Despite these advances, limitations persist:

Models exhibit performance degradation on highly compositional or nested logical tasks not explicitly encountered during fine-tuning.
Contextual robustness across extended document lengths and reasoning budgets (token-limited CoT generations) remains an area of experimentation, especially in smaller parameter configurations (Research et al., 15 Jul 2025).
As highlighted in related EXAONE studies, fact-consistency and semantic accuracy issues appear in tasks such as text-to-SQL and business intelligence, suggesting that reasoning specialization alone does not resolve limitations in symbolic logic or data grounding (Choi, 30 Apr 2025).

Ongoing research focuses on hybrid architectures, improved fact-consistency layers, and tighter integration with symbolic engines or verifiable external tools.

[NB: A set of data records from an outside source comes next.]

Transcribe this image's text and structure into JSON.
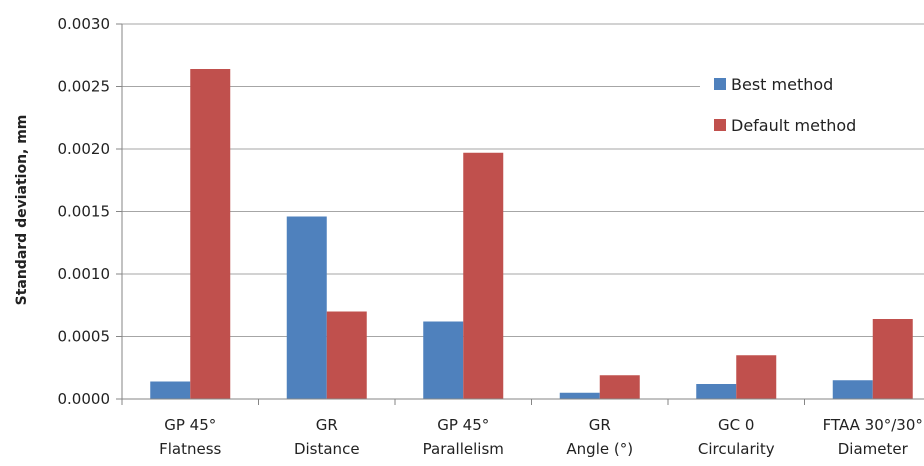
{
  "chart_data": {
    "type": "bar",
    "title": "",
    "xlabel": "",
    "ylabel": "Standard deviation, mm",
    "ylim": [
      0,
      0.003
    ],
    "yticks": [
      "0.0000",
      "0.0005",
      "0.0010",
      "0.0015",
      "0.0020",
      "0.0025",
      "0.0030"
    ],
    "grid": true,
    "legend_position": "top-right",
    "categories": [
      [
        "GP 45°",
        "Flatness"
      ],
      [
        "GR",
        "Distance"
      ],
      [
        "GP 45°",
        "Parallelism"
      ],
      [
        "GR",
        "Angle (°)"
      ],
      [
        "GC 0",
        "Circularity"
      ],
      [
        "FTAA 30°/30°",
        "Diameter"
      ]
    ],
    "series": [
      {
        "name": "Best method",
        "color": "#4F81BD",
        "values": [
          0.00014,
          0.00146,
          0.00062,
          5e-05,
          0.00012,
          0.00015
        ]
      },
      {
        "name": "Default method",
        "color": "#C0504D",
        "values": [
          0.00264,
          0.0007,
          0.00197,
          0.00019,
          0.00035,
          0.00064
        ]
      }
    ]
  }
}
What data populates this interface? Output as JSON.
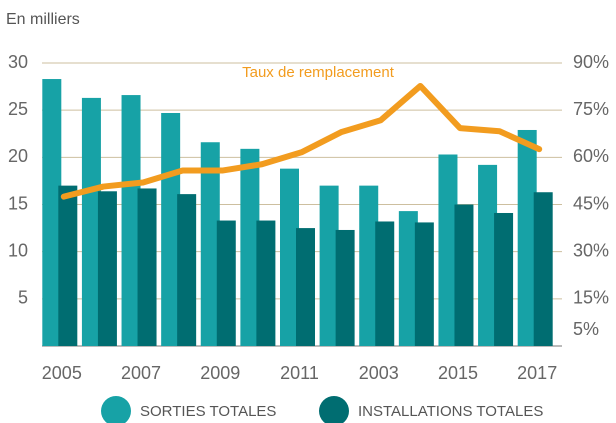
{
  "chart_data": {
    "type": "bar_line",
    "title": "En milliers",
    "annotation": "Taux de remplacement",
    "categories": [
      "2005",
      null,
      "2007",
      null,
      "2009",
      null,
      "2011",
      null,
      "2003",
      null,
      "2015",
      null,
      "2017"
    ],
    "series": [
      {
        "name": "SORTIES TOTALES",
        "type": "bar",
        "color": "#17a2a6",
        "values": [
          28.3,
          26.3,
          26.6,
          24.7,
          21.6,
          20.9,
          18.8,
          17.0,
          17.0,
          14.3,
          20.3,
          19.2,
          22.9
        ]
      },
      {
        "name": "INSTALLATIONS TOTALES",
        "type": "bar",
        "color": "#006d71",
        "values": [
          17.0,
          16.4,
          16.7,
          16.1,
          13.3,
          13.3,
          12.5,
          12.3,
          13.2,
          13.1,
          15.0,
          14.1,
          16.3
        ]
      },
      {
        "name": "Taux de remplacement",
        "type": "line",
        "axis": "y2",
        "color": "#f29c1f",
        "values": [
          47.5,
          50.7,
          52.0,
          55.8,
          55.8,
          57.8,
          61.6,
          68.0,
          71.8,
          82.7,
          69.3,
          68.3,
          62.6
        ]
      }
    ],
    "ylim": [
      0,
      30
    ],
    "yticks": [
      5,
      10,
      15,
      20,
      25,
      30
    ],
    "y2lim": [
      0,
      90
    ],
    "y2ticks": [
      {
        "value": 5,
        "label": "5%"
      },
      {
        "value": 15,
        "label": "15%"
      },
      {
        "value": 30,
        "label": "30%"
      },
      {
        "value": 45,
        "label": "45%"
      },
      {
        "value": 60,
        "label": "60%"
      },
      {
        "value": 75,
        "label": "75%"
      },
      {
        "value": 90,
        "label": "90%"
      }
    ],
    "grid": true
  }
}
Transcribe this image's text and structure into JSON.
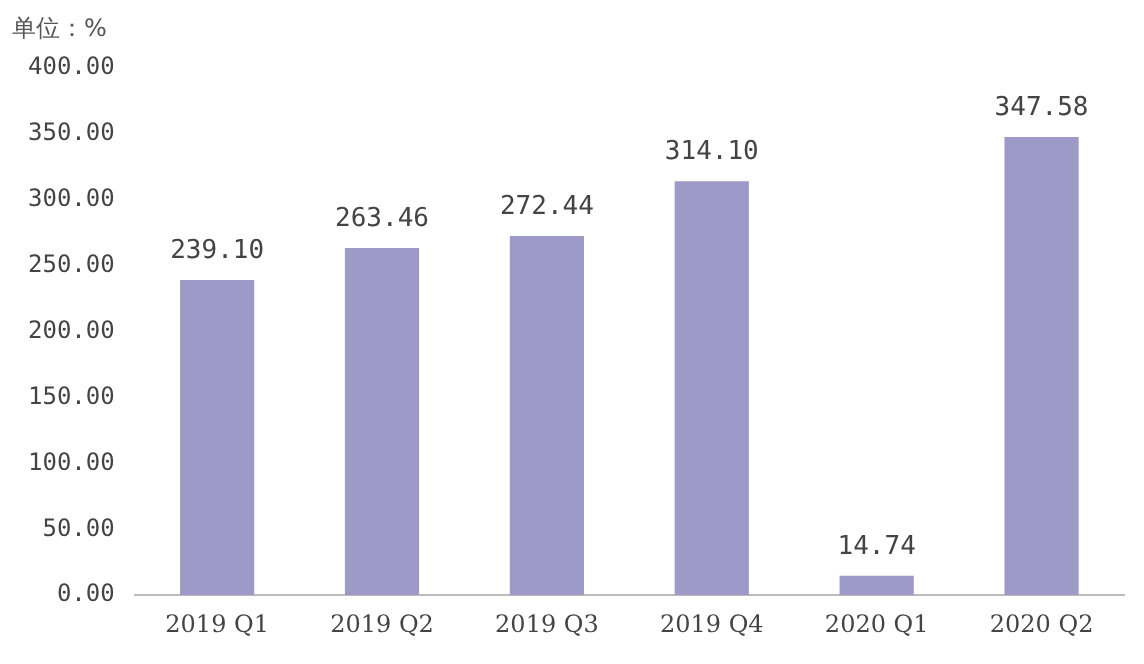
{
  "chart_data": {
    "type": "bar",
    "ylabel": "单位：%",
    "categories": [
      "2019 Q1",
      "2019 Q2",
      "2019 Q3",
      "2019 Q4",
      "2020 Q1",
      "2020 Q2"
    ],
    "values": [
      239.1,
      263.46,
      272.44,
      314.1,
      14.74,
      347.58
    ],
    "value_labels": [
      "239.10",
      "263.46",
      "272.44",
      "314.10",
      "14.74",
      "347.58"
    ],
    "color": "#9d9ac8",
    "ylim": [
      0,
      400
    ],
    "yticks": [
      {
        "value": 0,
        "label": "0.00"
      },
      {
        "value": 50,
        "label": "50.00"
      },
      {
        "value": 100,
        "label": "100.00"
      },
      {
        "value": 150,
        "label": "150.00"
      },
      {
        "value": 200,
        "label": "200.00"
      },
      {
        "value": 250,
        "label": "250.00"
      },
      {
        "value": 300,
        "label": "300.00"
      },
      {
        "value": 350,
        "label": "350.00"
      },
      {
        "value": 400,
        "label": "400.00"
      }
    ],
    "grid": false
  }
}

Table: Summary of EXAONE Deep Series

Model Size	Training Specialization	Benchmark Highlights
2.4B	CoT Reasoning, Math/Coding	Outperforms DeepSeek-R1-1.5B
7.8B	Reasoning, STEM, Bilingual	Superior to Qwen-7B, o1-mini
32B	Advanced Reasoning, LongCtx	Competitive with QwQ-32B, DeepSeek-R1

EXAONE Deep represents a lineage of LLMs systematically optimized for reasoning. Its methodologies and empirical results have informed both the practical deployment of specialized reasoning models and the architectural evolution of generalist, agentic, and multilingual models within the broader EXAONE framework.